The assessment was ordered after an external audit of the Job Services Australia program last year identified more than $100 million in fees in just two years had been improperly claimed.
Job Services Australia is designed to help the long-term unemployed find work and it pays private employment agencies fees for finding jobs for, or otherwise assisting, Centrelink recipients.
The April 2012 review, which found only 42 per cent of the claims it examined were genuine, also prompted reform of fees claimed, as well as fraud investigations into an unknown number of agencies.
But a December program risk plan has warned the program is ”likely” to continue to be abused by the companies it contracts to assist the unemployed.
These providers may ”obtain unfair gains”, the document said, through ”claim of payments to which they are not entitled” and the ”manipulation of records in relation to the provider’s performance”.
There was also a high risk agencies might benefit from ”unauthorised access to confidential information” available to them under the Job Services Australia program.
The only other ”high risk” contained in the spreadsheet was the government’s potential ”failure to align and deliver policy and program agendas across agencies [which would] inhibit the delivery of desired objectives”.
The plan proposes to address the risk of fraud through seven measures. These include ongoing assessment, clear guidelines and policies for the claiming of fees, and ”monitoring through site visits, desktop monitoring or other processes” that each claim can be supported by the required level of evidence.
One mitigation strategy included in the document is: ”Contract management staff apply legislative and contractual requirements and public accountability standards”.
The risk analysis, obtained under freedom of information, was part of the government’s response to a review of the welfare-to-work scheme by former public servant Robert Butterworth, which had urged the government to investigate ”other areas of vulnerability”.
Mr Butterworth’s appointment was prompted by a 2011 Fairfax investigation that revealed rampant abuse of the scheme.
It reported the Catholic Church’s employment arm had systematically defrauded the program by claiming it had found positions job seekers had found themselves, and named the ORS Group, a private provider, as having been under investigation for false claims.
Fairfax also used freedom of information to obtain copies of ”provider risk alerts” compiled by the Department of Education Employment and Workplace Relations in 2011. Some of these alerts report whistleblowers from some agencies have alleged their managers had ordered staff to abuse the program.
A December 2011 file from Victoria, for example, recorded one agency had been claiming ”reverse marketing” fees (awarded to agencies who generate a job by cold-calling employers) for placements that were already advertised.
”The employee stated that there was a directive to staff to meet billable hour targets for reverse marketing and to reimburse these hours,” it said. ”The staff member alleges that this has resulted in inappropriate use [of government] expenditure.”

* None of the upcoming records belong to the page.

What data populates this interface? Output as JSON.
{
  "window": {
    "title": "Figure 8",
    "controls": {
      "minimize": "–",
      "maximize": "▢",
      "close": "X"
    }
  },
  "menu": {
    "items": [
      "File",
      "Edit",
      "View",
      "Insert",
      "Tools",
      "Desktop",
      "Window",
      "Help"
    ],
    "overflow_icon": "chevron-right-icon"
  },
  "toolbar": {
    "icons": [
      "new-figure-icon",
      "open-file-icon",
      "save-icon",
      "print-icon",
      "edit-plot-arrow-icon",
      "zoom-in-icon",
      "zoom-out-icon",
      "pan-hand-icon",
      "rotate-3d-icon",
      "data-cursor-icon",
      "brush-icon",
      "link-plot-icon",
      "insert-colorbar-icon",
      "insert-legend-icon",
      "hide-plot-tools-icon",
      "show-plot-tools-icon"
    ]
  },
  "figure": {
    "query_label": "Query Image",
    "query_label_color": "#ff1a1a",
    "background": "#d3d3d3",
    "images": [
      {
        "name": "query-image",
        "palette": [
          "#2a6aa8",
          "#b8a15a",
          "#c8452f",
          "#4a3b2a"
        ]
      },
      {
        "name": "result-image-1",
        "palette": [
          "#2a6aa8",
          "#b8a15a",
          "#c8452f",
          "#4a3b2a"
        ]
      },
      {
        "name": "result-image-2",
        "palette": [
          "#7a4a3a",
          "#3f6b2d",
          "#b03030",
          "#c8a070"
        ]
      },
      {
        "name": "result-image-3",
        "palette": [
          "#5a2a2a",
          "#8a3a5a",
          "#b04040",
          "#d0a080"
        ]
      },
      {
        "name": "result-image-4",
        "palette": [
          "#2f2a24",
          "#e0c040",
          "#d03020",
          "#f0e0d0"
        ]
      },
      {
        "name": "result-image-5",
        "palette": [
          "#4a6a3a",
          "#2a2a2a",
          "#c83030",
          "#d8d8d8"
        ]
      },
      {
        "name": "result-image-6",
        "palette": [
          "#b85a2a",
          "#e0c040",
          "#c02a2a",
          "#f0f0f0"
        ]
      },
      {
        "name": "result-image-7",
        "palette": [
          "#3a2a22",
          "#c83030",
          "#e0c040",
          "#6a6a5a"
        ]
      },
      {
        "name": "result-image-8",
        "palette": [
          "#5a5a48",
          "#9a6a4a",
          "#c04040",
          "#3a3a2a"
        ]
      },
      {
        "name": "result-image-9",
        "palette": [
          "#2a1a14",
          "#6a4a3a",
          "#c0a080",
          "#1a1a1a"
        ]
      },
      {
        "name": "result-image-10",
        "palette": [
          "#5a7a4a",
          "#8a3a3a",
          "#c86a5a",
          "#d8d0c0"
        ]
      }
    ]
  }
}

An April 2011 file reported an investigation into a Western Australian company was gradually establishing major problems after an employee alleged ”sharp practices”. ”Initial analysis shows that around 50 per cent of claims are invalid,” it said. DEEWR is overhauling the program which services about 700,000 job-seekers at any one time. It has said it will introduce a new job-matching service for the unemployed after July 2015 when the current contracts expire.
I know 100% they are committing fraud because they did a number on me and got caught out when it threw my Centrelink computer file off track. Got proof from DEET that they made the claim.
Latest scam off the ranks I heard is the 2 year follow-up where they harass your employer pretending they are “monitoring your progress” so you can’t even get rid of em even if you do get a job!!!
I want to see a breakdown of all their fees and charges for all the training, consulting and sign on payments. Somebody must be able to expose these rorters.